In the speech, Johnson talked about his own experience of driving an electric car. “I tried the first Tesla sold in this country for GQ,” he said. “It has expired on the M40 fast lane, and I regret to say that even though I think they are much better.”

In an announcement issued on Sunday before Johnson’s speech, the British government fleshed out the details of the plan.

In addition to requiring new homes, workplaces, and supermarkets to install electric vehicle charging points from 2022, the regulations will also apply to buildings undergoing major renovations.

The plan to expand charging points comes as the UK is trying to develop the necessary infrastructure to cope with its goal of halting the sale of new diesel and gasoline cars and trucks from 2030. It will also require that from 2035 onwards, all new cars and trucks must have zero exhaust emissions.

When it comes to challenging perceptions of range anxiety, adequate charging options are crucial. Range anxiety refers to the idea that electric vehicles cannot travel long distances without losing power and getting into trouble.

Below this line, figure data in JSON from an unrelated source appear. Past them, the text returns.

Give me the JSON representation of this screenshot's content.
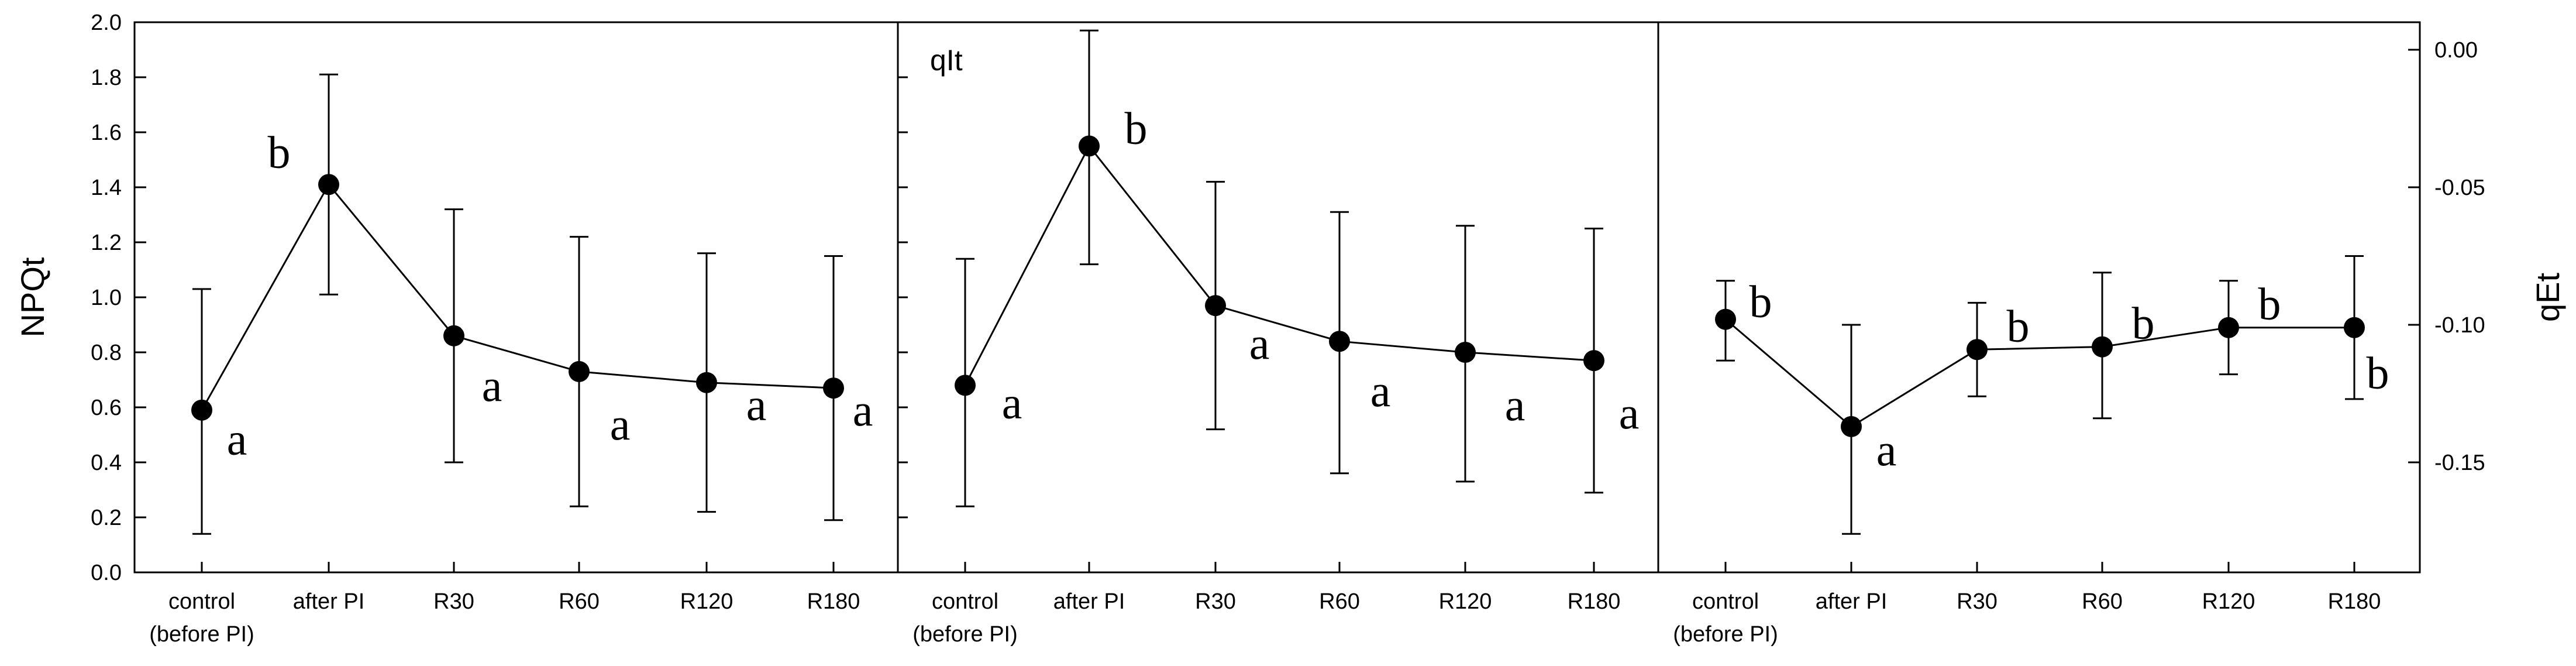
{
  "chart_data": [
    {
      "type": "line",
      "panel": "left",
      "title": "",
      "xlabel": "",
      "ylabel": "NPQt",
      "ylim": [
        0,
        2.0
      ],
      "yticks": [
        "0.0",
        "0.2",
        "0.4",
        "0.6",
        "0.8",
        "1.0",
        "1.2",
        "1.4",
        "1.6",
        "1.8",
        "2.0"
      ],
      "categories": [
        "control\n(before PI)",
        "after PI",
        "R30",
        "R60",
        "R120",
        "R180"
      ],
      "values": [
        0.59,
        1.41,
        0.86,
        0.73,
        0.69,
        0.67
      ],
      "err_low": [
        0.14,
        1.01,
        0.4,
        0.24,
        0.22,
        0.19
      ],
      "err_high": [
        1.03,
        1.81,
        1.32,
        1.22,
        1.16,
        1.15
      ],
      "sig": [
        "a",
        "b",
        "a",
        "a",
        "a",
        "a"
      ]
    },
    {
      "type": "line",
      "panel": "middle",
      "title": "qIt",
      "xlabel": "",
      "ylabel": "",
      "ylim": [
        0,
        2.0
      ],
      "categories": [
        "control\n(before PI)",
        "after PI",
        "R30",
        "R60",
        "R120",
        "R180"
      ],
      "values": [
        0.68,
        1.55,
        0.97,
        0.84,
        0.8,
        0.77
      ],
      "err_low": [
        0.24,
        1.12,
        0.52,
        0.36,
        0.33,
        0.29
      ],
      "err_high": [
        1.14,
        1.97,
        1.42,
        1.31,
        1.26,
        1.25
      ],
      "sig": [
        "a",
        "b",
        "a",
        "a",
        "a",
        "a"
      ]
    },
    {
      "type": "line",
      "panel": "right",
      "title": "",
      "xlabel": "",
      "ylabel": "qEt",
      "ylim": [
        -0.19,
        0.01
      ],
      "yticks": [
        "0.00",
        "-0.05",
        "-0.10",
        "-0.15"
      ],
      "categories": [
        "control\n(before PI)",
        "after PI",
        "R30",
        "R60",
        "R120",
        "R180"
      ],
      "values": [
        -0.098,
        -0.137,
        -0.109,
        -0.108,
        -0.101,
        -0.101
      ],
      "err_low": [
        -0.113,
        -0.176,
        -0.126,
        -0.134,
        -0.118,
        -0.127
      ],
      "err_high": [
        -0.084,
        -0.1,
        -0.092,
        -0.081,
        -0.084,
        -0.075
      ],
      "sig": [
        "b",
        "a",
        "b",
        "b",
        "b",
        "b"
      ]
    }
  ]
}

Those who responded to this week’s announcement included Mike Childs, Friends of the Earth’s policy chief.

Childs said: “The design of our houses and buildings should help to meet the challenges of the climate crisis, including charging stations, because electric vehicles play an important role in building a zero-carbon future.”

“Ministers must also introduce financial incentives, such as scrapping programs, to help encourage people to switch to cleaner vehicles,” Childs said, before adding that people need to be encouraged to reduce their use of cars.

He said: “The new housing should also include safe bicycle storage, safe bicycle lanes and high-quality public transportation to provide a real alternative to driving.”

Read more about electric vehicles from CNBC Pro

As people’s concerns about the environmental footprint of transportation intensify, major economies and companies are looking for ways to develop and launch low- and zero-emission vehicles on a large scale.

Earlier this month, the signatories of the COP26 climate change summit declaration stated that they will “work hard to achieve zero emissions in all sales of new cars and trucks worldwide by 2040, and zero emissions in major markets by 2035 at the latest.”

Although the United States, China, and automakers such as Volkswagen and Toyota did not participate in the declaration, the signatories did include the governments of the United Kingdom, India and Canada, as well as major automobile companies such as Ford, General Motors and Volvo Cars.